When Andres Martin arrived in Paris in late May to play in the Roland Garros Junior Championship — the first grand slam of his junior career — he never had any time to feel star-struck by the historic venue. Having just gotten off a bus from playing another tournament in Belgium, it was all the 17-year-old from Flowery Branch could do to get to his match on time.
But even if there had been more time for thought and reflection, Martin doesn’t think nerves would have ever been a factor.
“I felt like I already belonged there,” he said. “I’ve already beaten some of the top guys in the world, so it wasn’t like it was anything that new to me. I’ve already seen all these guys before.”
Martin fell in the first round of qualifying at Roland Garros — capping off a tour of Europe spanning a month and a half that included five tournaments in three different countries. But qualifying for a grand slam was another important goal for him to check off, and one he very nearly fell short of.

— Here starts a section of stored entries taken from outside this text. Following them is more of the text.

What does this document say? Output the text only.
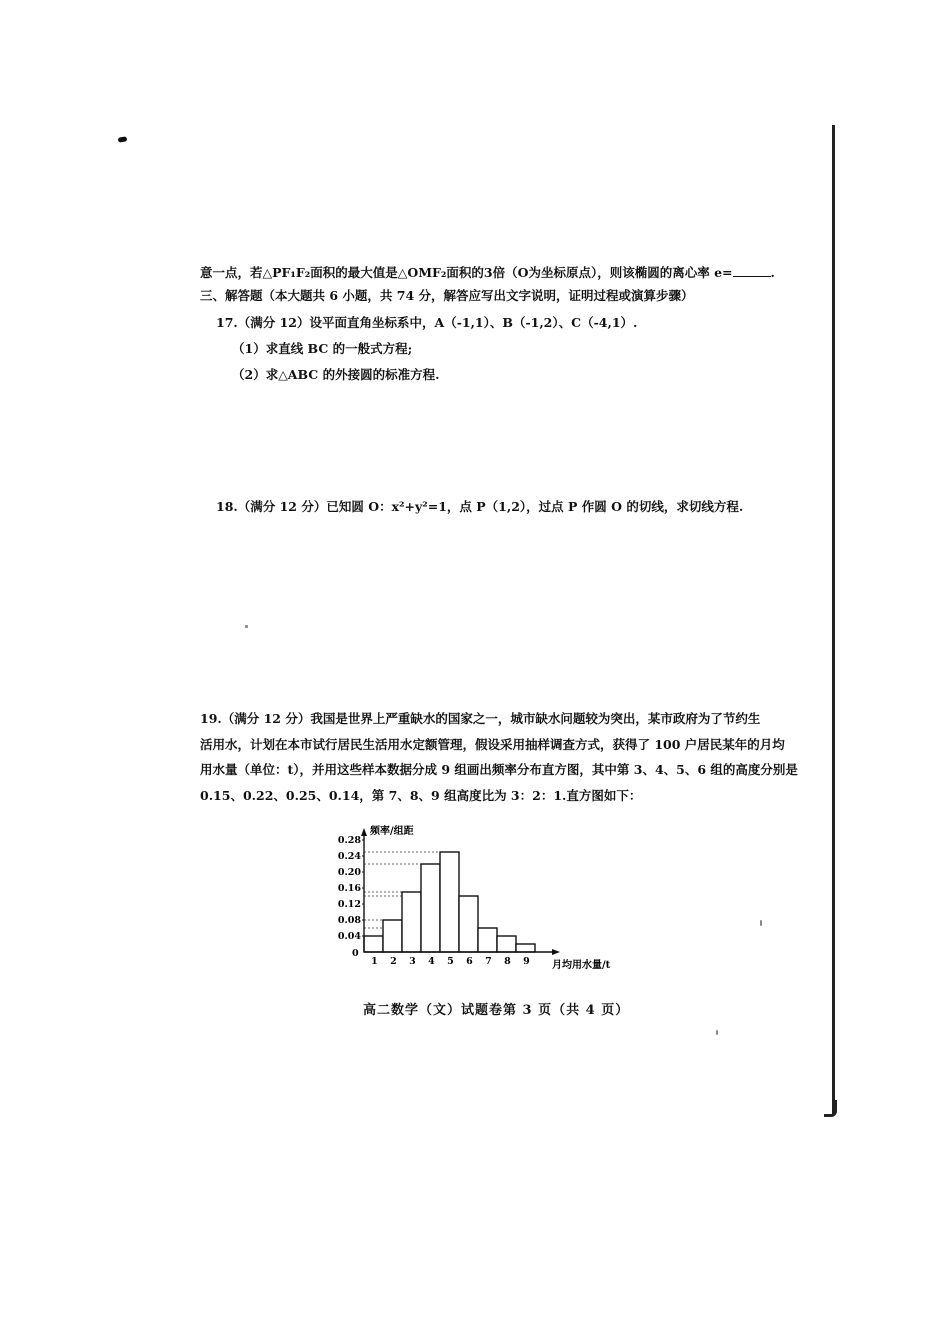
意一点，若△PF₁F₂面积的最大值是△OMF₂面积的3倍（O为坐标原点），则该椭圆的离心率 e=	.
三、解答题（本大题共 6 小题，共 74 分，解答应写出文字说明，证明过程或演算步骤）
17.（满分 12）设平面直角坐标系中，A（-1,1）、B（-1,2）、C（-4,1）.
（1）求直线 BC 的一般式方程;
（2）求△ABC 的外接圆的标准方程.
18.（满分 12 分）已知圆 O：x²+y²=1，点 P（1,2），过点 P 作圆 O 的切线，求切线方程.

19.（满分 12 分）我国是世界上严重缺水的国家之一，城市缺水问题较为突出，某市政府为了节约生

活用水，计划在本市试行居民生活用水定额管理，假设采用抽样调查方式，获得了 100 户居民某年的月均

用水量（单位：t），并用这些样本数据分成 9 组画出频率分布直方图，其中第 3、4、5、6 组的高度分别是

0.15、0.22、0.25、0.14，第 7、8、9 组高度比为 3：2：1.直方图如下：

0.04
0.08
0.12
0.16
0.20
0.24
0.28
0
1 2 3 4 5 6 7 8 9
频率/组距
月均用水量/t
高二数学（文）试题卷第 3 页（共 4 页）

After playing tournaments in Beaulieu Sur Mer, France, Milan and Santa Croce, Italy, and Charleroi-Marcinelle, Belgium, Martin was still on the very border of qualification. But as he sat on a return bus from Belgium following a tough loss in his second match of the day, a welcome piece of good news stirred him from his exhausted daze.
Martin had made it in.
“Because my ranking was really close — it was right at the cutoff — I was basically the last person to enter the French,” he said. “I was pretty excited, because I didn’t know if I was going to get in or not. I was so tired because I played two matches that day, and I was on a bus and everything was happening so fast.”
Martin didn’t have much time to get to Paris from there, and somewhere in the confusion, he lost his only pair of clay court specific shoes. Instead of buying new, he decided to chance his match at Roland Garros playing with hard court shoes.

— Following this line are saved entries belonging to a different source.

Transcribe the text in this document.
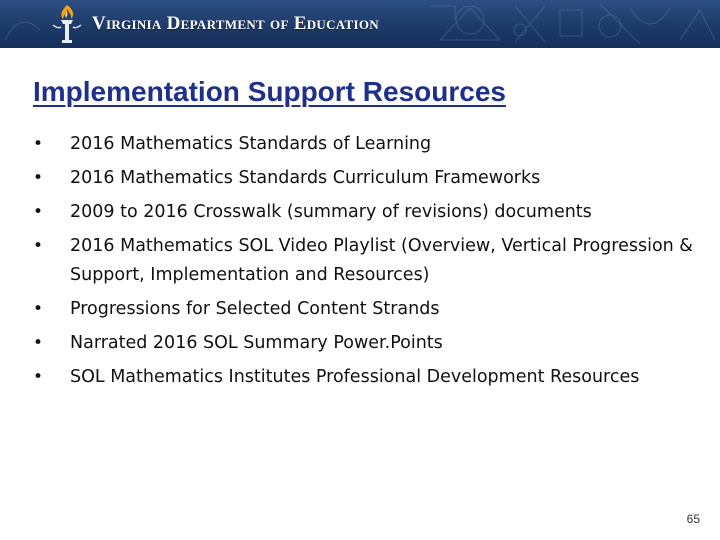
Virginia Department of Education
Implementation Support Resources
•	2016 Mathematics Standards of Learning
•	2016 Mathematics Standards Curriculum Frameworks
•	2009 to 2016 Crosswalk (summary of revisions) documents
•	2016 Mathematics SOL Video Playlist (Overview, Vertical Progression & Support, Implementation and Resources)
•	Progressions for Selected Content Strands
•	Narrated 2016 SOL Summary Power.Points
•	SOL Mathematics Institutes Professional Development Resources
65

It was a decision that Martin believes hurt his chances of winning — although he admitted he still had chances to win even with the wrong equipment.
“The courts were super dry,” he said. “It was kind of like walking on ice, especially without the right shoes, so it was so hard for me to move. If I would have prepared better, I think I would have won.”

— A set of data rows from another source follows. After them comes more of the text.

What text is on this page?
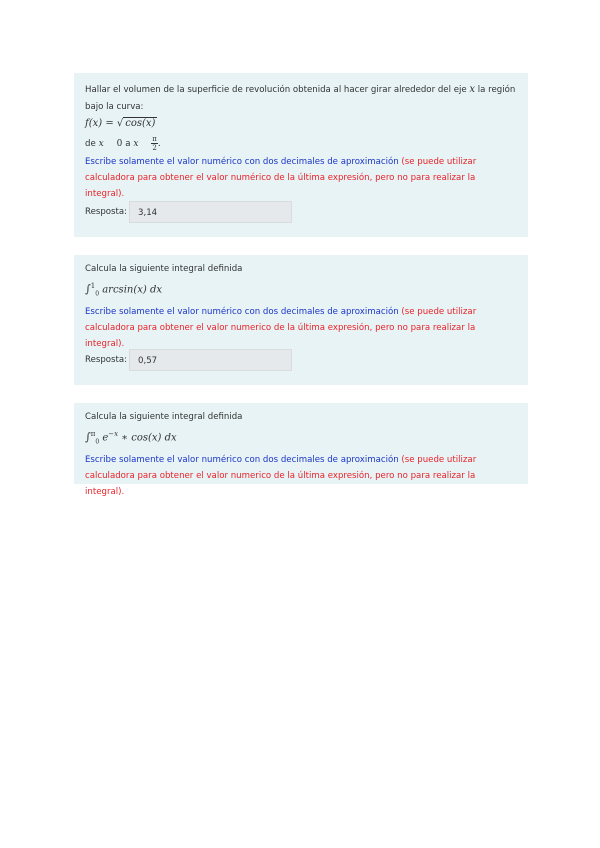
Hallar el volumen de la superficie de revolución obtenida al hacer girar alrededor del eje x la región bajo la curva:

f(x) = √ cos(x)
de x 0 a x $\frac{\pi}{2}$ .

Escribe solamente el valor numérico con dos decimales de aproximación (se puede utilizar calculadora para obtener el valor numérico de la última expresión, pero no para realizar la integral).

Resposta:	3,14

Calcula la siguiente integral definida

∫$^1_0$ arcsin(x) dx

Escribe solamente el valor numérico con dos decimales de aproximación (se puede utilizar calculadora para obtener el valor numerico de la última expresión, pero no para realizar la integral).

Resposta:	0,57

Calcula la siguiente integral definida

∫$^\pi_0$ $e^{-x}$ ∗ cos(x) dx

Escribe solamente el valor numérico con dos decimales de aproximación (se puede utilizar calculadora para obtener el valor numerico de la última expresión, pero no para realizar la integral).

Even with the result he got, Martin sees his trip to Europe as a win.
Apart from gaining valuable experience, he also got a taste of what his future career as a pro player might be like away from the court.
“I think I learned a lot about how to be a professional,” he said. “This is basically what it’s like for professionals that play on tour. You’re going week to week, tournament to tournament, traveling by yourself. I was by myself the whole time. You’ve just got to learn how to be on track of things, stay organized, set up my transportation, my equipment. I learned a lot.”
Looking to the future, he hopes to put that knowledge into practice.
Martin already plans to return to Europe at the end of June to play a few tournaments on grass courts as a precursor to Wimbledon. He’s not sure if he’ll play in London or take the tournament off to gather points to ensure qualification at the U.S. Open in the fall.
But whether his next experience with a grand slam comes in July or September, one thing is for certain: Martin’s desire to play at the highest level has only gotten stronger.
“Now I’ve just got to improve and make it even further,” he said. “I don’t want to just show up to grand slams. I want to go deep, do something in them.”